With limited access and participation, Blockchain networks of this type operate at a higher speed because they eliminate the excessive data redundancy that often occurs in public networks. Likewise, they also generate totally private transactions since in this type of networks the reading of the block chain may be restricted only to authorized participants, although it may also be visible to everyone, as happens in public networks.
The name “federated” chains is due to their decision-making process. In this type of chain, the power of decision is not centralized in a single entity, but falls on a group of authorized and selected users, a kind of “Federation”.
Unlike public networks that operate with permissions, in federated networks the users who participate in validation and decision-making within the network are known users, i.e., they are not anonymous to the parties.
In real life we can already see companies like R3 that are applying this type of networks for banking institutions. There is also an application for the electrical system by means of EWF.

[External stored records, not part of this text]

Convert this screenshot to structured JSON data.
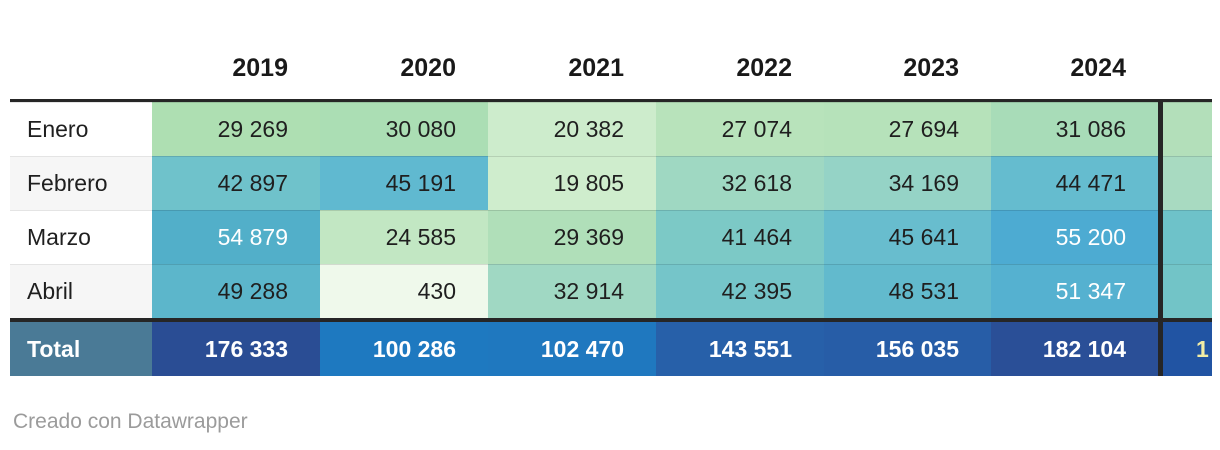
{
  "table": {
    "columns": [
      "2019",
      "2020",
      "2021",
      "2022",
      "2023",
      "2024"
    ],
    "rows": [
      {
        "label": "Enero",
        "label_bg": "#ffffff",
        "values": [
          "29 269",
          "30 080",
          "20 382",
          "27 074",
          "27 694",
          "31 086"
        ],
        "colors": [
          "#aedfb2",
          "#abdeb4",
          "#cdeccc",
          "#b8e3bb",
          "#b6e2ba",
          "#a8dcb8"
        ],
        "partial_color": "#b3dfba"
      },
      {
        "label": "Febrero",
        "label_bg": "#f6f6f6",
        "values": [
          "42 897",
          "45 191",
          "19 805",
          "32 618",
          "34 169",
          "44 471"
        ],
        "colors": [
          "#6fc2cb",
          "#60b9d0",
          "#cfedcd",
          "#9fd8c2",
          "#95d3c6",
          "#65bccf"
        ],
        "partial_color": "#a8dac1"
      },
      {
        "label": "Marzo",
        "label_bg": "#ffffff",
        "values": [
          "54 879",
          "24 585",
          "29 369",
          "41 464",
          "45 641",
          "55 200"
        ],
        "colors": [
          "#52afc9",
          "#c2e7c3",
          "#b0dfb9",
          "#7cc9c6",
          "#68bdce",
          "#4dabd2"
        ],
        "fg": [
          "#ffffff",
          null,
          null,
          null,
          null,
          "#ffffff"
        ],
        "partial_color": "#6ec2c9"
      },
      {
        "label": "Abril",
        "label_bg": "#f6f6f6",
        "values": [
          "49 288",
          "430",
          "32 914",
          "42 395",
          "48 531",
          "51 347"
        ],
        "colors": [
          "#5cb6cb",
          "#eff9eb",
          "#a0d8c3",
          "#75c5c9",
          "#62bacd",
          "#55b1d0"
        ],
        "fg": [
          null,
          null,
          null,
          null,
          null,
          "#ffffff"
        ],
        "partial_color": "#72c4c7"
      }
    ],
    "total": {
      "label": "Total",
      "label_bg": "#4a7a96",
      "values": [
        "176 333",
        "100 286",
        "102 470",
        "143 551",
        "156 035",
        "182 104"
      ],
      "colors": [
        "#2a4d94",
        "#1e79c0",
        "#1f78bf",
        "#2760a9",
        "#275da7",
        "#2a4f97"
      ],
      "partial_value": "1",
      "partial_color": "#2154a3",
      "partial_fg": "#f2eda5"
    }
  },
  "footer": {
    "credit": "Creado con Datawrapper"
  },
  "theme": {
    "rule_color": "#262626",
    "alt_row_bg": "#f6f6f6",
    "credit_color": "#9b9b9b"
  },
  "chart_data": {
    "type": "table",
    "title": "",
    "columns": [
      "",
      "2019",
      "2020",
      "2021",
      "2022",
      "2023",
      "2024"
    ],
    "rows": [
      [
        "Enero",
        29269,
        30080,
        20382,
        27074,
        27694,
        31086
      ],
      [
        "Febrero",
        42897,
        45191,
        19805,
        32618,
        34169,
        44471
      ],
      [
        "Marzo",
        54879,
        24585,
        29369,
        41464,
        45641,
        55200
      ],
      [
        "Abril",
        49288,
        430,
        32914,
        42395,
        48531,
        51347
      ],
      [
        "Total",
        176333,
        100286,
        102470,
        143551,
        156035,
        182104
      ]
    ]
  }
}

Private Blockchain Network
As their name implies, these networks are privately owned and can only be executed by the owners of the network. The reading of transactions within this type of network is limited to the owner of the network or to whom the latter wishes to authorize.
Decisions within such networks are made at the will of the network owner. There are private networks in which other nodes or users, apart from the owner, have the right to act, but this does not imply that the network becomes public, it remains private since its action is limited under the authorization of the owner of the Blockchain network.
What are private Blockchain networks used for? Although a Blockchain network in which user participation is limited may seem a complete nonsense, many companies have achieved some usefulness in them. They are mainly used to maintain databases that are completely secure and to which only the authorized owners or administrators of such data have access. Companies such as Multichain or Apla are implementing this type of networks to offer greater security to companies in the management of their data.
Usefulness of the different types of Blockchain networks in businesses
As we can see, Blockchain technology goes far beyond an application in crypto currencies, in fact, it could become a tool for many companies and commercial sectors. In TodoIcos we will begin an exploration that will take us to the deep investigation of this technology to be able to present, of simple and clear form, all the utilities that this technology can bring in different commercial and industrial sectors.